Sharia law applies the legal and moral code of Islam from the Hadith and the Koran. The sharia law can be used as criminal, business and family law.
It is said that there are an estimated 30 sharia councils in the UK, where they give advice on religious aspects, as well as give Islamic divorce certificates. However, they have received extreme criticism for how their treatment of Islamic women who come to them to seek religious divorces. Women are their main clients.
A Dutch researcher, Machteld Zee (31), was granted unprecedented access to sharia courts in London and Birmingham. She believed that they conduct their work “in the shadow of the law”.
After conducting her research, Zee allegedly concluded that sharia law is not compatible to the European human rights legislation, and also believed it downgraded or humiliated women as men only need to state “I divorce you” three times in order to have a religious divorce; whereas for women, they need the sanction of clerics, or else they would allegedly be deemed as adulterers if they remarried.
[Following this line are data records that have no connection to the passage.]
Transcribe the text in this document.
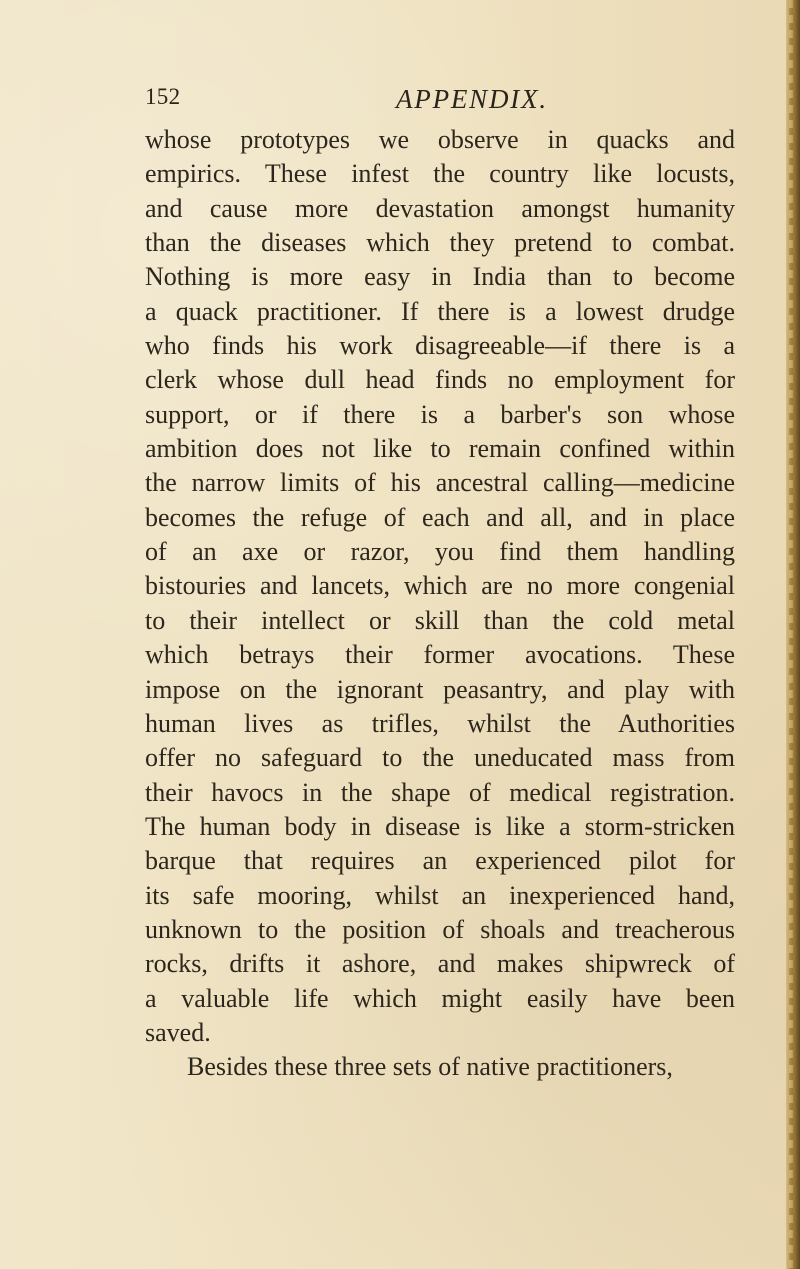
152	APPENDIX.
whose prototypes we observe in quacks and
empirics. These infest the country like locusts,
and cause more devastation amongst humanity
than the diseases which they pretend to combat.
Nothing is more easy in India than to become
a quack practitioner. If there is a lowest drudge
who finds his work disagreeable—if there is a
clerk whose dull head finds no employment for
support, or if there is a barber's son whose
ambition does not like to remain confined within
the narrow limits of his ancestral calling—medicine
becomes the refuge of each and all, and in place
of an axe or razor, you find them handling
bistouries and lancets, which are no more congenial
to their intellect or skill than the cold metal
which betrays their former avocations. These
impose on the ignorant peasantry, and play with
human lives as trifles, whilst the Authorities
offer no safeguard to the uneducated mass from
their havocs in the shape of medical registration.
The human body in disease is like a storm-stricken
barque that requires an experienced pilot for
its safe mooring, whilst an inexperienced hand,
unknown to the position of shoals and treacherous
rocks, drifts it ashore, and makes shipwreck of
a valuable life which might easily have been
saved.
Besides these three sets of native practitioners,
During her access to the sharia court, she said, “The judges were very friendly. We chatted between cases. The problem is not that they were mean but the foundation of the judice acts in a system of sharia Islamic law, in which the principle focus is making women dependent on their husbands and clerics. One judge said, 'Under Islam, we should reconcile marriages even if there is violence'. They don't care. It was shocking: they would have you cling to a marriage.
She further stated, “There are also unfair custody statements. The woman has no idea this is a religious institution and she should go to a secular court [for her children's interests]- and once she finds out, a British judge won't switch parents after a few months. But in 2001, the European Court of Human Rights ruled that sharia law is incompatible with liberal democracy.”
Although she has criticised the sharia law, she made it clear that she does not want it to be barred in Europe. “I don't say that you should ban sharia courts. The 'market' for these councils, of women asking for a religious divorce, can be diverted to civil and criminal courts, where you can press charges, as happens in Holland.”
Zee's book, Choosing Sharia? Is based on the 15 hours of cases that she had witnessed in London and Birmingham.